Chris Kennedy
- Country (sports): United States
- Born: September 14, 1963 (age 61) Danbury, Connecticut, U.S.
- Height: 6 ft 1 in (185 cm)
- Plays: Right-handed
- Prize money: $17,615

Singles
- Career record: 0–1
- Highest ranking: No. 301 (1 February 1988)

Grand Slam singles results
- Australian Open: 1R (1988)
- Wimbledon: Q2 (1986)

Doubles
- Career record: 4–14
- Highest ranking: No. 144 (July 7, 1986)

Grand Slam doubles results
- Australian Open: 2R (1987)
- Wimbledon: 2R (1986)
- US Open: 1R (1985, 1986)

Grand Slam mixed doubles results
- Australian Open: 1R (1987)

= Chris Kennedy (tennis) =

American tennis player

Chris Kennedy (born September 14, 1963) is an American former professional tennis player.

Kennedy, who was raised in Cary, North Carolina, was a state champion in junior tennis and a two-time All-American at Trinity University in Texas.

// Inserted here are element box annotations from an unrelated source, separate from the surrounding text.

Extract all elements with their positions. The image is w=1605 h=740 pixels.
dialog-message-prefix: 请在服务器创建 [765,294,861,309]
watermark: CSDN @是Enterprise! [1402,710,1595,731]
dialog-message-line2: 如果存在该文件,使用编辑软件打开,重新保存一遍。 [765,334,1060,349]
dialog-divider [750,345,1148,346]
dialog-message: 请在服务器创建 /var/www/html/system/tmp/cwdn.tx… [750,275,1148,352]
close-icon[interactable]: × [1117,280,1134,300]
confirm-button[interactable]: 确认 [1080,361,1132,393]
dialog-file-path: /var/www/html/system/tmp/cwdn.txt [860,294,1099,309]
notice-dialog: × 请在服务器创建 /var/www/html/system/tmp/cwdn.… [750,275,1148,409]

He reached the round of 16 at the NCAA singles championships as a senior in 1985.

==Professional tour==
In the late 1980s he played on the professional tennis tour, earning career high rankings of 301 in singles and 144 in doubles, with main draw appearances at the Australian Open, Wimbledon and US Open.

Kennedy qualified for his only grand slam singles main draw at the 1988 Australian Open, where he was beaten in the first round by 11th seed Peter Lundgren. At the 1986 Wimbledon Championships, Kennedy and Des Tyson had an opening round doubles win over 3-time grand slam champions Mark Edmondson and Kim Warwick.